NVIDIA originally built its fortune on CUDA, the interface layer that made it possible for developers to program NVIDIA GPUs. CUDA turned GPUs from specialized hardware into a platform developers could build on.

If the next wave of software is programming AI agents, it makes sense that NVIDIA would want to be that foundational layer again, this time higher up the stack.

OpenShell and virtual employees.
OpenClaw is the racecar.
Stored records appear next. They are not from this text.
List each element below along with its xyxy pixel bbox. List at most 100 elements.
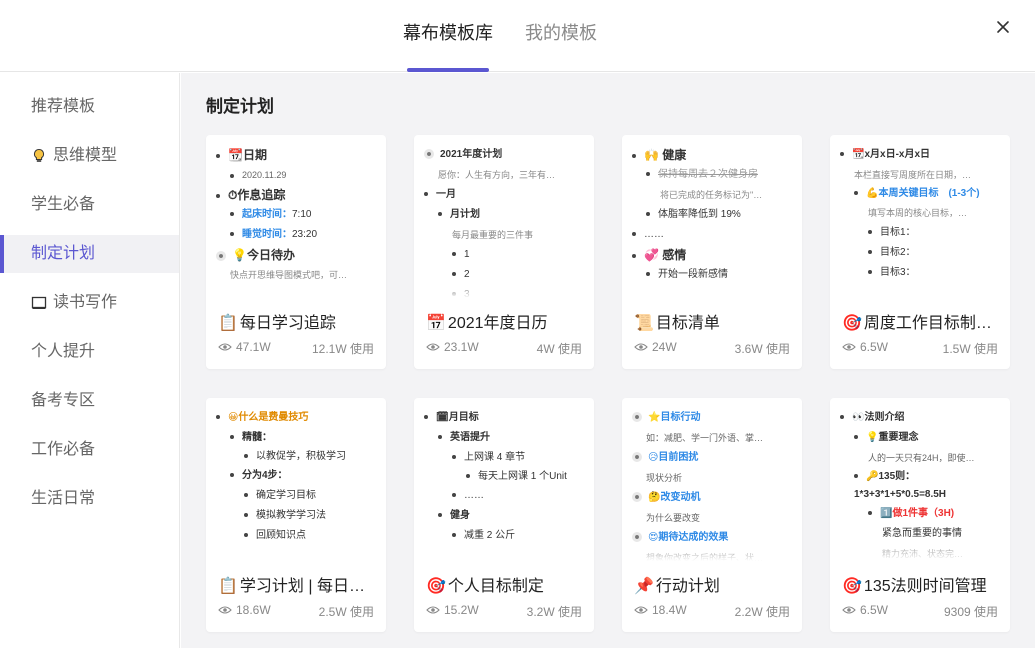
view-count-text: 24W bbox=[652, 340, 677, 354]
preview-line: 保持每周去２次健身房 bbox=[632, 165, 794, 185]
template-card[interactable]: 🙌 健康 保持每周去２次健身房 将已完成的任务标记为"… 体脂率降低到 19% …… 💞 … bbox=[622, 135, 802, 369]
preview-line: 🗓月目标 bbox=[424, 408, 586, 428]
sidebar-item-student-essentials[interactable]: 学生必备 bbox=[0, 186, 179, 224]
preview-line: 2 bbox=[424, 265, 586, 285]
template-title[interactable]: 📋 每日学习追踪 bbox=[218, 313, 380, 335]
bullet-icon bbox=[452, 252, 456, 257]
view-count: 6.5W bbox=[842, 603, 888, 617]
template-preview: 📆日期 2020.11.29 ⏱作息追踪 起床时间：7:10 睡觉时间：23:20 💡今日… bbox=[206, 135, 386, 298]
preview-text: 上网课 4 章节 bbox=[464, 452, 526, 463]
use-count: 9309 使用 bbox=[943, 605, 998, 619]
preview-text: 😥目前困扰 bbox=[648, 452, 699, 463]
preview-line: 精力充沛、状态完… bbox=[840, 544, 1002, 561]
template-title[interactable]: 📋 学习计划 | 每日… bbox=[218, 576, 380, 598]
sidebar-item-exam-prep[interactable]: 备考专区 bbox=[0, 382, 179, 420]
template-card[interactable]: 🗓月目标 英语提升 上网课 4 章节 每天上网课 1 个Unit …… 健身 减重 2 公斤… bbox=[414, 398, 594, 632]
view-count: 47.1W bbox=[218, 340, 271, 354]
sidebar-item-label: 学生必备 bbox=[31, 196, 96, 213]
sidebar-item-reading-writing[interactable]: 读书写作 bbox=[0, 284, 179, 322]
template-title[interactable]: 📌 行动计划 bbox=[634, 576, 796, 598]
sidebar-item-recommended[interactable]: 推荐模板 bbox=[0, 88, 179, 126]
tab-template-library[interactable]: 幕布模板库 bbox=[403, 21, 493, 45]
preview-line: 目标1： bbox=[840, 223, 1002, 243]
template-title[interactable]: 🎯 周度工作目标制… bbox=[842, 313, 1004, 335]
template-title-text: 135法则时间管理 bbox=[863, 578, 987, 595]
template-card[interactable]: ⭐目标行动 如：减肥、学一门外语、掌… 😥目前困扰 现状分析 🤔改变动机 为什么要改变 😍期… bbox=[622, 398, 802, 632]
tab-my-templates[interactable]: 我的模板 bbox=[525, 21, 597, 45]
preview-text: 一月 bbox=[436, 189, 456, 200]
template-preview: 😀什么是费曼技巧 精髓： 以教促学，积极学习 分为4步： 确定学习目标 模拟教学学习法 回顾… bbox=[206, 398, 386, 561]
bullet-icon bbox=[632, 452, 642, 463]
template-title[interactable]: 🎯 个人目标制定 bbox=[426, 576, 588, 598]
preview-text: 愿你：人生有方向，三年有… bbox=[438, 170, 556, 180]
view-count: 18.6W bbox=[218, 603, 271, 617]
eye-icon bbox=[842, 606, 856, 614]
template-card[interactable]: 2021年度计划 愿你：人生有方向，三年有… 一月 月计划 每月最重要的三件事 1 2 3 📅 2… bbox=[414, 135, 594, 369]
preview-text: 2 bbox=[464, 269, 470, 280]
template-preview: 🙌 健康 保持每周去２次健身房 将已完成的任务标记为"… 体脂率降低到 19% …… 💞 … bbox=[622, 135, 802, 298]
preview-text: 英语提升 bbox=[450, 432, 490, 443]
preview-text: 健身 bbox=[450, 510, 470, 521]
preview-line: 想象你改变之后的样子、状… bbox=[632, 548, 794, 561]
lightbulb-icon bbox=[33, 148, 45, 162]
preview-text: 分为4步： bbox=[242, 470, 288, 481]
template-preview: 2021年度计划 愿你：人生有方向，三年有… 一月 月计划 每月最重要的三件事 1 2 3 bbox=[414, 135, 594, 298]
template-title[interactable]: 📅 2021年度日历 bbox=[426, 313, 588, 335]
preview-line: 减重 2 公斤 bbox=[424, 526, 586, 546]
template-card[interactable]: 👀法则介绍 💡重要理念 人的一天只有24H，即使… 🔑135则：1*3+3*1+5*0… bbox=[830, 398, 1010, 632]
view-count-text: 18.4W bbox=[652, 603, 687, 617]
preview-text: 🤔改变动机 bbox=[648, 492, 701, 503]
preview-line: 确定学习目标 bbox=[216, 486, 378, 506]
use-count: 2.5W 使用 bbox=[318, 605, 374, 619]
template-title[interactable]: 📜 目标清单 bbox=[634, 313, 796, 335]
preview-text: 确定学习目标 bbox=[256, 490, 316, 501]
preview-line: ⏱作息追踪 bbox=[216, 185, 378, 205]
template-title-text: 目标清单 bbox=[655, 315, 720, 332]
template-preview: 📆x月x日-x月x日 本栏直接写周度所在日期，… 💪本周关键目标 (1-3个) 填写本… bbox=[830, 135, 1010, 298]
preview-text: 📆x月x日-x月x日 bbox=[852, 149, 931, 160]
sidebar-item-self-improvement[interactable]: 个人提升 bbox=[0, 333, 179, 371]
preview-line: 本栏直接写周度所在日期，… bbox=[840, 165, 1002, 185]
template-card[interactable]: 😀什么是费曼技巧 精髓： 以教促学，积极学习 分为4步： 确定学习目标 模拟教学学习法 回顾… bbox=[206, 398, 386, 632]
bullet-icon bbox=[646, 172, 650, 177]
preview-line: …… bbox=[424, 486, 586, 506]
preview-text: 精力充沛、状态完… bbox=[882, 549, 964, 559]
preview-line: 1️⃣做1件事（3H) bbox=[840, 504, 1002, 524]
template-title-text: 个人目标制定 bbox=[447, 578, 544, 595]
preview-text: 月计划 bbox=[450, 209, 480, 220]
use-count: 1.5W 使用 bbox=[942, 342, 998, 356]
preview-text: 目标1： bbox=[880, 227, 916, 238]
bullet-icon bbox=[646, 272, 650, 277]
sidebar-item-thinking-models[interactable]: 思维模型 bbox=[0, 137, 179, 175]
sidebar-item-label: 思维模型 bbox=[53, 147, 118, 164]
close-button[interactable] bbox=[992, 16, 1014, 38]
view-count: 23.1W bbox=[426, 340, 479, 354]
bullet-icon bbox=[452, 272, 456, 277]
bullet-icon bbox=[424, 149, 434, 160]
header-bar: 幕布模板库 我的模板 bbox=[0, 0, 1035, 72]
preview-line: 为什么要改变 bbox=[632, 508, 794, 528]
preview-line: 上网课 4 章节 bbox=[424, 448, 586, 468]
bullet-icon bbox=[854, 474, 858, 479]
eye-icon bbox=[842, 343, 856, 351]
preview-text: 📆日期 bbox=[228, 148, 267, 162]
sidebar-item-work-essentials[interactable]: 工作必备 bbox=[0, 431, 179, 469]
view-count: 18.4W bbox=[634, 603, 687, 617]
template-title[interactable]: 🎯 135法则时间管理 bbox=[842, 576, 1004, 598]
sidebar-item-planning[interactable]: 制定计划 bbox=[0, 235, 179, 273]
eye-icon bbox=[426, 606, 440, 614]
preview-text: 人的一天只有24H，即使… bbox=[868, 453, 975, 463]
preview-text: 🔑135则：1*3+3*1+5*0.5=8.5H bbox=[854, 471, 947, 500]
preview-text: 回顾知识点 bbox=[256, 530, 306, 541]
template-card[interactable]: 📆日期 2020.11.29 ⏱作息追踪 起床时间：7:10 睡觉时间：23:20 💡今日… bbox=[206, 135, 386, 369]
preview-line: 精髓： bbox=[216, 428, 378, 448]
preview-line: 英语提升 bbox=[424, 428, 586, 448]
preview-line: 👀法则介绍 bbox=[840, 408, 1002, 428]
template-card[interactable]: 📆x月x日-x月x日 本栏直接写周度所在日期，… 💪本周关键目标 (1-3个) 填写本… bbox=[830, 135, 1010, 369]
template-title-text: 学习计划 | 每日… bbox=[239, 578, 365, 595]
bullet-icon bbox=[216, 193, 220, 198]
preview-text: 保持每周去２次健身房 bbox=[658, 169, 758, 180]
bullet-icon bbox=[230, 435, 234, 440]
bullet-icon bbox=[244, 493, 248, 498]
sidebar-item-daily-life[interactable]: 生活日常 bbox=[0, 480, 179, 518]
NemoClaw is the pit crew.
What NemoClaw adds.

Important point: NemoClaw does not replace OpenClaw.

It extends it.

OpenClaw is the racecar.
NemoClaw is the pit crew.

The piece that makes NemoClaw interesting looks to be another new bit of tech, OpenShell.

OpenShell is a sandboxed execution environment for AI agents. It keeps agents isolated in their own containers, limiting access to files, directories, and network/internet endpoints.

It also handles model routing, which helps keep credentials away from local models while setting the stage for safely using remote models like GPT-5 or Gemini.

Interesting times. Is everyone now a manager, or is nobody a manager? One way to find out.